Compared to many of my colleagues, I am more inclined to read academic journals from cover to cover rather than just the one or two papers that are directly related to my areas of research. This has the virtue of exposing me to ideas off my beaten track, which is good for creativity, but at the cost of my often being way behind on the latest issues.
I say this as an excuse for reporting only now on a paper in the September/October 2010 issue of Organization Science. Fortunately, academic papers have a longer shelf life than, say, a daily newspaper. And this article was worth the wait.
It has the forbidding title “Marginality and Problem-Solving Effectiveness in Broadcast Search.” The authors are Lars Bo Jeppesen of Copenhagen Business School and Karim Lakhani of Harvard Business School. By “broadcast search,” the authors mean what in government jargon is called “contests” — that is, situations in which an agency announces a problem and offers a prize for the first or best solution.
The paper’s starting point is an observation from what was probably the world’s first government-sponsored contest and perhaps the best-known one, due to its popularization in Dava Sobel’s 1996 book “Longitude”: the prize offered by the British government in the 1700s to anyone who could solve the vexing problem of determining longitude at sea. The paper notes that Sir Isaac Newton, who served on the board of scientists that reviewed the entries, predicted that the solution would need to be based on astronomical science. However, the eventual winner was a largely self-taught carpenter and clockmaker, John Harrison, who developed a chronometer suitable for the task by coming up with a design that differed from the clockmaking establishment’s typical approach.

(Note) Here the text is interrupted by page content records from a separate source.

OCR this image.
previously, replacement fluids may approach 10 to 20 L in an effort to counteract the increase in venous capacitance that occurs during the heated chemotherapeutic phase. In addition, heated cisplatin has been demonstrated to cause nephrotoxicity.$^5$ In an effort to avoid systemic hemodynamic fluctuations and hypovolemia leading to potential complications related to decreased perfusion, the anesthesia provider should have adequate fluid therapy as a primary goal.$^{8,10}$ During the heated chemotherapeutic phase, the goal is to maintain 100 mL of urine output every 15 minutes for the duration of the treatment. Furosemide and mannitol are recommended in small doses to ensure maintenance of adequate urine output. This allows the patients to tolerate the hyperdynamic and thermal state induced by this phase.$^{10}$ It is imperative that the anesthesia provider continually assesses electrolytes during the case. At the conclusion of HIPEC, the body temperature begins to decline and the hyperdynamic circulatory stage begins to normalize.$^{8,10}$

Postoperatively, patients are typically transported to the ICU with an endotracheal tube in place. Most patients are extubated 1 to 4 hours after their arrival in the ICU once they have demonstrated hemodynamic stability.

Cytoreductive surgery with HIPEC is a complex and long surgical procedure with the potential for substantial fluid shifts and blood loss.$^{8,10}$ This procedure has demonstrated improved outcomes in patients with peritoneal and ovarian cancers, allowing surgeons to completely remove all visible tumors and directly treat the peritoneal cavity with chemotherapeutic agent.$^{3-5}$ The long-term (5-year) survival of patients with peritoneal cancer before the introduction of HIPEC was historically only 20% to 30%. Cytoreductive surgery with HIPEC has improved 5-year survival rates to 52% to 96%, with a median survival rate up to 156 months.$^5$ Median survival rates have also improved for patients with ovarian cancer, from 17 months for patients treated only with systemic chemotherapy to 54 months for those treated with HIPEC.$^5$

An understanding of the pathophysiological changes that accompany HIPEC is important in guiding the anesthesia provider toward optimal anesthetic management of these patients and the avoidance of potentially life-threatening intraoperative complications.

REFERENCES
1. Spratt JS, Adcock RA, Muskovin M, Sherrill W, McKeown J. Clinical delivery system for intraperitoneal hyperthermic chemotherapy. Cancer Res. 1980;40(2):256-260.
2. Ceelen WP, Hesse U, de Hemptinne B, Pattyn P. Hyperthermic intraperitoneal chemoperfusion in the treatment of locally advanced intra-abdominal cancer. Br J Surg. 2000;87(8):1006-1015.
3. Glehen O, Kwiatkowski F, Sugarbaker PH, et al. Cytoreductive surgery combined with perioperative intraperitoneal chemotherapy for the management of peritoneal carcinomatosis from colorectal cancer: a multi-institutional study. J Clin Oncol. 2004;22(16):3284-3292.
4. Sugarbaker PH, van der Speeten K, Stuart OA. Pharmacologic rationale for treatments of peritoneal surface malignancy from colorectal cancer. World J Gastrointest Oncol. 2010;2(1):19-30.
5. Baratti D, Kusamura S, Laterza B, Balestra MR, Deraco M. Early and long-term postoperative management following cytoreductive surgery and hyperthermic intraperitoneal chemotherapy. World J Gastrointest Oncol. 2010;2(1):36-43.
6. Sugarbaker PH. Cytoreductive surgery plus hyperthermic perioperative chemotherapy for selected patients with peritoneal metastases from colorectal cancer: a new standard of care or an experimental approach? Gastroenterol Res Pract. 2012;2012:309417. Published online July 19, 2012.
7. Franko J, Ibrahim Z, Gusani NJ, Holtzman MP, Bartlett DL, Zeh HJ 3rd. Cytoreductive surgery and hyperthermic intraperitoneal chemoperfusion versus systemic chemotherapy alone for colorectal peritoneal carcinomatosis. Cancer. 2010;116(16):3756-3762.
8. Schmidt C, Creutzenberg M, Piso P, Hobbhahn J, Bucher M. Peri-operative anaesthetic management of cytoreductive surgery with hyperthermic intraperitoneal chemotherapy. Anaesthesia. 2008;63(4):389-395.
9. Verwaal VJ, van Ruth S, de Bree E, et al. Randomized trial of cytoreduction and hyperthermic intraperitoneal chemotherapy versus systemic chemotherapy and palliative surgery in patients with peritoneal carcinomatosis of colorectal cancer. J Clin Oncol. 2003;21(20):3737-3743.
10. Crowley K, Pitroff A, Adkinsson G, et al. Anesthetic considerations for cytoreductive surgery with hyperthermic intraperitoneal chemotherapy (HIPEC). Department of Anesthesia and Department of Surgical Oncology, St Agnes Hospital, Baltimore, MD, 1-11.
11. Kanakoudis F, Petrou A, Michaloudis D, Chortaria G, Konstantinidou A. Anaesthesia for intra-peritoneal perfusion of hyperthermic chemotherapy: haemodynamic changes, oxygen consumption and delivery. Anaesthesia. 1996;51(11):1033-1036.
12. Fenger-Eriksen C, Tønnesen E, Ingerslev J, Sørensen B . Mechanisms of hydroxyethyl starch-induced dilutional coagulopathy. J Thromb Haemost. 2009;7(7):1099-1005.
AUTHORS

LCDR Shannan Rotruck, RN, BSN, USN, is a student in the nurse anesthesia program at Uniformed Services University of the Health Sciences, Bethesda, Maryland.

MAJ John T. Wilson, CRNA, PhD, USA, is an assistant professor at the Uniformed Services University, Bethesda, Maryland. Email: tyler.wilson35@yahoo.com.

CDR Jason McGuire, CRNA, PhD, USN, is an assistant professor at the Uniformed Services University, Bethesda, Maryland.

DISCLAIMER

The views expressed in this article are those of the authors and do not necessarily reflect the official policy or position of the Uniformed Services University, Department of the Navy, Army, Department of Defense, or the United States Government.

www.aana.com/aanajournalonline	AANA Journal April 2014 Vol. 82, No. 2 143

The paper also cites research showing that the scientists responsible for major innovations in medicine and molecular biology have tended to be marginal players.

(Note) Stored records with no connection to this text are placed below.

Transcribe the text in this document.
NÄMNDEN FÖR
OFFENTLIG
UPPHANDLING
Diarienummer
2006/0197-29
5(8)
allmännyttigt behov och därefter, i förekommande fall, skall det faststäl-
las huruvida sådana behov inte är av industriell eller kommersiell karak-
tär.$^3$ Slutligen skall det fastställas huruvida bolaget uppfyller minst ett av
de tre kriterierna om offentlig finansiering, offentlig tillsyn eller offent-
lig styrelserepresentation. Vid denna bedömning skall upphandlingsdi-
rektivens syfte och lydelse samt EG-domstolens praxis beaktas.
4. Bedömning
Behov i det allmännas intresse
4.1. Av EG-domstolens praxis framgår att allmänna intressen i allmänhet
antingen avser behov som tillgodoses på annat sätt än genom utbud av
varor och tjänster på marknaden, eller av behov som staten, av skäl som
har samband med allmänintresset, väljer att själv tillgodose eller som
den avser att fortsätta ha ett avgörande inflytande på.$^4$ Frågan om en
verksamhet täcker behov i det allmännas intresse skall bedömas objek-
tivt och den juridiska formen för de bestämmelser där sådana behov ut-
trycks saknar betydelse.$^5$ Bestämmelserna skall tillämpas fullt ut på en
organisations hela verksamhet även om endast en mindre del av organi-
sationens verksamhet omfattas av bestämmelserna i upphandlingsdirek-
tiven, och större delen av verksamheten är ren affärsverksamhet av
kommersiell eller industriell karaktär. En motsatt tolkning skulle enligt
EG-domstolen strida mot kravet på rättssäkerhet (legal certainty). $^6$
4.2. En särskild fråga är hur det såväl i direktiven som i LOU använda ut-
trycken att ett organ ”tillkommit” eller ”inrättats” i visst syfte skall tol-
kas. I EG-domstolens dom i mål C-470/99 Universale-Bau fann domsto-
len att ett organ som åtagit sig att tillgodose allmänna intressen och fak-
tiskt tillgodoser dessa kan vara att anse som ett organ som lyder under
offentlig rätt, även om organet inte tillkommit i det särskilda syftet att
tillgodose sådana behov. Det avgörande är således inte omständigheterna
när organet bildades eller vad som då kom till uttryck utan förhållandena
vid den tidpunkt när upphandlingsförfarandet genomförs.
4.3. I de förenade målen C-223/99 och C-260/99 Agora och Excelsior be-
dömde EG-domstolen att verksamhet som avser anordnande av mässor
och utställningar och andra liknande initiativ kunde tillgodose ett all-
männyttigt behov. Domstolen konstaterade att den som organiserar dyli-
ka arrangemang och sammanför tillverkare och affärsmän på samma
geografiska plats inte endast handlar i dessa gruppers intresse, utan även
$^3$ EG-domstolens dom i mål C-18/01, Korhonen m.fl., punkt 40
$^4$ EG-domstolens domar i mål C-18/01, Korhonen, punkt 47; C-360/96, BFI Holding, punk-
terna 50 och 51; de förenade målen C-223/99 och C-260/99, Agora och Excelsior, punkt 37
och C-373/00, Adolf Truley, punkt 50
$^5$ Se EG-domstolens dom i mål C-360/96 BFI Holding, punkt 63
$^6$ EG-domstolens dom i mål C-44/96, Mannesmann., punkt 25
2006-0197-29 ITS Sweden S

With that in mind, Jeppesen and Lakhani reviewed the winners of a sample of contests launched on the website InnoCentive.com and found two results. The first is that the more the solution submitters characterized the problem they were trying to solve as at the boundary of or outside their field of expertise, the more likely they were to win the contest. The second was that women were more likely to win than men.

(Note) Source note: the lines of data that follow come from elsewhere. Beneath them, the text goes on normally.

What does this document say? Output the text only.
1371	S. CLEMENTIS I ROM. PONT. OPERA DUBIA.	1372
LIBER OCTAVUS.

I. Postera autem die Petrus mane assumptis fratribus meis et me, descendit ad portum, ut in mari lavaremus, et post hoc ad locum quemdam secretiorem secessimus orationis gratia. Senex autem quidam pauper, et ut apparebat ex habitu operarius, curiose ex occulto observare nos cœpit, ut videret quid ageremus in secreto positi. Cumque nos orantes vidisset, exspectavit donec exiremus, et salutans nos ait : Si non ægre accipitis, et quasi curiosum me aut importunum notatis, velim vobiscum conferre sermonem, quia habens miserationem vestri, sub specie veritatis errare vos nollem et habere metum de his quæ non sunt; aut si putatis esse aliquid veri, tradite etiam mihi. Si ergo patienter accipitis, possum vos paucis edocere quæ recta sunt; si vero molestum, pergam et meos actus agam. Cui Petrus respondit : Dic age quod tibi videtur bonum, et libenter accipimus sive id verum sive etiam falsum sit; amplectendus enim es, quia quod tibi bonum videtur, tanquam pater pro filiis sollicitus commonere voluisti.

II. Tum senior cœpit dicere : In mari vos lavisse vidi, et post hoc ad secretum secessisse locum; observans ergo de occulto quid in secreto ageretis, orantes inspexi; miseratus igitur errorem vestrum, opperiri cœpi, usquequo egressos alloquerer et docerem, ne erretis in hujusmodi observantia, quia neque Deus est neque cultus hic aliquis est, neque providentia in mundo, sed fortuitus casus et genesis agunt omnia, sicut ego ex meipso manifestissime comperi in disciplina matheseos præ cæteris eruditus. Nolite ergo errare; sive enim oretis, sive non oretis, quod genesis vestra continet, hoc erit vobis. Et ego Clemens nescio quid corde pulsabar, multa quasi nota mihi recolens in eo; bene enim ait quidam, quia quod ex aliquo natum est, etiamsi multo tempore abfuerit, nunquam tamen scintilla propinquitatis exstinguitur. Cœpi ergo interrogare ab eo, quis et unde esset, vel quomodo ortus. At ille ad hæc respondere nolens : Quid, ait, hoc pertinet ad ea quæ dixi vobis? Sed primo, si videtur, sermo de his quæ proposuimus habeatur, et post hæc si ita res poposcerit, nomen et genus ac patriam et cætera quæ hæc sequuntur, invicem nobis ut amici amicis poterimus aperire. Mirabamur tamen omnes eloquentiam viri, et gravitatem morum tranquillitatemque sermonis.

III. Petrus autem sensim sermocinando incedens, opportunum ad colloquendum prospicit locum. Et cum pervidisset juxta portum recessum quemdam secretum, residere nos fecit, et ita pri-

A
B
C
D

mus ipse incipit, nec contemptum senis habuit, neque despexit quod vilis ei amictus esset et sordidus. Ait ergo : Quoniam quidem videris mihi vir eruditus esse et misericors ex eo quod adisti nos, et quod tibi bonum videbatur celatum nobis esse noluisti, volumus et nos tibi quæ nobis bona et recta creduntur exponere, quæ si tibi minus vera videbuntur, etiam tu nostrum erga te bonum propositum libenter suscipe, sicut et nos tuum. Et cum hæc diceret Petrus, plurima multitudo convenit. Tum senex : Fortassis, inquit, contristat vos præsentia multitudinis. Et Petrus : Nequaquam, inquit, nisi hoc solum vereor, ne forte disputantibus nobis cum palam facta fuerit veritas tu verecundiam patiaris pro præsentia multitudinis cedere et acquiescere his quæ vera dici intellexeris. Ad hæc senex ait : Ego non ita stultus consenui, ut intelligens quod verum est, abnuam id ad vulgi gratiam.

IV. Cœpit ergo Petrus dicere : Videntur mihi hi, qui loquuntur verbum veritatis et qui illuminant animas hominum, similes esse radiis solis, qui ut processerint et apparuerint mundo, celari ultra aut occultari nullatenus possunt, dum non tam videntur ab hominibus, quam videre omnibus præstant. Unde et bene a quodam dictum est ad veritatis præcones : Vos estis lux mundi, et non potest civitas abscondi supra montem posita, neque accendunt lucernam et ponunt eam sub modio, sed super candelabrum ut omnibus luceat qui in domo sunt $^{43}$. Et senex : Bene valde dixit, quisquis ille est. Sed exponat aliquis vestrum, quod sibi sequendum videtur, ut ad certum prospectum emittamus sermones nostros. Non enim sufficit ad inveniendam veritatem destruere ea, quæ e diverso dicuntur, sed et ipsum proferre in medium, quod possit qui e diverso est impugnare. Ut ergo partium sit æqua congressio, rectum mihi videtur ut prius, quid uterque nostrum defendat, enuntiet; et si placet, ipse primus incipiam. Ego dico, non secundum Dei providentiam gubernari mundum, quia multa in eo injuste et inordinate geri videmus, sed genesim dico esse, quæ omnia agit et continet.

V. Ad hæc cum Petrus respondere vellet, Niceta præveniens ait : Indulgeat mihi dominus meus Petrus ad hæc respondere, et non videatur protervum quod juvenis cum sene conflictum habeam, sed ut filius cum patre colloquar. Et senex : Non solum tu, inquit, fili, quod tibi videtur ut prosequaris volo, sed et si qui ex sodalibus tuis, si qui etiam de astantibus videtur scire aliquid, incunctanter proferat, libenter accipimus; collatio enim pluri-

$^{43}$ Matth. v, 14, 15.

The researchers suggest a common explanation for those findings: Outsiders have “a useful ignorance of prevailing assumptions and theories.” Furthermore, the greater the number of different perspectives and toolkits that are applied to a problem, the greater the likelihood that one of them will work. Indeed, in many cases, organizations conduct a contest only after trying to solve the problem internally using conventional toolkits.
The greater success rate for women, the researchers say, relates to the enforced marginality of many women in science, which produces the positive side effect that women scientists might be less bound by conventional wisdom.
The findings suggest another reason why contests might be a good procurement tool for government. Because contests do not require an understanding of the government procurement system, they are more likely to bring in players other than the usual suspects, and such players might be better able to solve the government’s problems. Therefore, the advantage of using contests might be even greater for government than for the private firms studied in this research.